E molto spesso si creano fatti che non possono essere letti in modo univoco: le nuove relazioni diplomatiche tra Damasco e Bagdad possono essere interpretate come un’attrazione dell’Iraq nella sfera di influenza siriana o come una attrazione della Siria nella sfera di influenza irachena. C’è sicuramente un interesse dell’Iraq ad allearsi con la Siria per fermare la violenza delle milizie islamiche e per atttuare il programma di aiuti economici, così come Damasco ha tutto l’interesse ad accreditarsi come un partner credibile per l’occidente. Le prime ricadute mi sembrano positive: nel documento che hanno sottoscritto insieme Siria e Iraq, il ministro degli esteri siriano ha trasformato la sua richiesta di un ritiro immediato delle truppe americane dall’Iraq in quella di una permanenza a breve termine.
Le ricadute di questa nuova alleanza non sono immediate e molto dipende da che cosa succederà nel prossimo futuro: certo è un chiaro messaggio che il Medio Oriente è determinato a fare da sè, che sta cercando un suo nuovo equilibrio a prescindere dagli Stati Uniti.
D’altronde è stato lo stesso segretario dell’OnuKofi Annan ad invitare Siria e Iran a svolgere un ruolo positivo nella regione: un’opinione condivisa e sostenuta anche dal governo britannico e negli Stati Uniti da persone come Henry Kissinger e l’ex segretario di stato James Baker, la cui voce sta tornando, per fortuna, ad essere influente nelle decisioni di politica estera americana.
KofiAnnan, nei giorni scorsi, ha anche detto che gli Usa ormai sono intrappolati in Iraq e ha invitato Bush a considerare attentamente quale potrebbe essere il momento ottimale per lasciare il paese.
Le preoccupazioni di Annan sono assolutamente condivisibili: ormai le truppe americane in Iraq non sono più parte della soluzione, sono parte del problema. Lo stesso vale anche per le truppe britanniche, la cui posizione all’inizio del conflitto era diversa, a causa dei diversi rapporti diplomatici e delle zone in cui si trovavano ad operare.
Andarsene ora è tardivo e prematuro al tempo stesso: da un lato la guerra è stata fatta senza un piano preciso, senza una chiara idea di quali erano gli obiettivi da raggiungere; dall’altro, ora, la situazione è troppo instbile per potersi defilare.

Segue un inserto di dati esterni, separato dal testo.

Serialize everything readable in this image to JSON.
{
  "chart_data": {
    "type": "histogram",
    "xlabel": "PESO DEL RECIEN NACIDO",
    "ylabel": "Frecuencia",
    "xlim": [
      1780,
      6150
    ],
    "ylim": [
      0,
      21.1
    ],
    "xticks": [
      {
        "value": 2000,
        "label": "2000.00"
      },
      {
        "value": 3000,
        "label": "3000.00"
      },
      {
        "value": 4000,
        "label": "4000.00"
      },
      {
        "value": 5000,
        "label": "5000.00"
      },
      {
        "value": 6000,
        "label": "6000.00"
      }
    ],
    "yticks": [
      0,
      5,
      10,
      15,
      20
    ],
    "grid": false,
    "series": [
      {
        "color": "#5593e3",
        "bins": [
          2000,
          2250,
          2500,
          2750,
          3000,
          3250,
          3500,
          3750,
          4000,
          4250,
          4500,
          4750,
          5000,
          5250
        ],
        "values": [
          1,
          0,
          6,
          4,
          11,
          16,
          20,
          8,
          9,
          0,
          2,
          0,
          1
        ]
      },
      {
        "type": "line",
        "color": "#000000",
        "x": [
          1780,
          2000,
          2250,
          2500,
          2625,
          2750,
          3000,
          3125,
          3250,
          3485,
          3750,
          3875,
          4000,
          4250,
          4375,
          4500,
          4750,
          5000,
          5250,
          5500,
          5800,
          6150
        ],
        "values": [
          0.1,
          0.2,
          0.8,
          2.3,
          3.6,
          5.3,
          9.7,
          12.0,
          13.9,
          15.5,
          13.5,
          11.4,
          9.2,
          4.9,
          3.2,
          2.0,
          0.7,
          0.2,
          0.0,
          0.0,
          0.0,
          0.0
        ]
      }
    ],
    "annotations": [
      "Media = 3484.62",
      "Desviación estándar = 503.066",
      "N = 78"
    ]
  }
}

Se Usa e Gran Bretagna avessero una strategia, sosterrebbero la riorganizazione del potere e dei legami inter-regionali che si sta autonomamente creando.
Si riferisce anche al nuovo ruolo di Ahmadinejad, che ha promosso un summit tra Iran, Iraq e Siria per sabato prossimo?
La notizia non è ancora confermata (al momento l’incontro è solo tra i presidenti iraniano e iracheno) ma certamente bisogna riconoscere che questi paesi stanno mettendo da parte decenni di incomprensioni e di cattivi rapporti e che il loro primo interesse è il benessere della regione. Purtroppo qualcuno a Washington crede invece che tutte queste manovre vadano lette solo e sempre in chiave anti-americana.
Sono gli Usa che hanno un problema con il Medio Oriente, non viceversa. Mi pare che in Medio Oriente abbiano cominciato a prepararsi per quando, in un futuro che non so quantificare, l’ingerenza militare occidentale non ci sarà più. È triste da dire ma stanno facendo da soli quello che noi avremmo dovuto aiutarli a fare.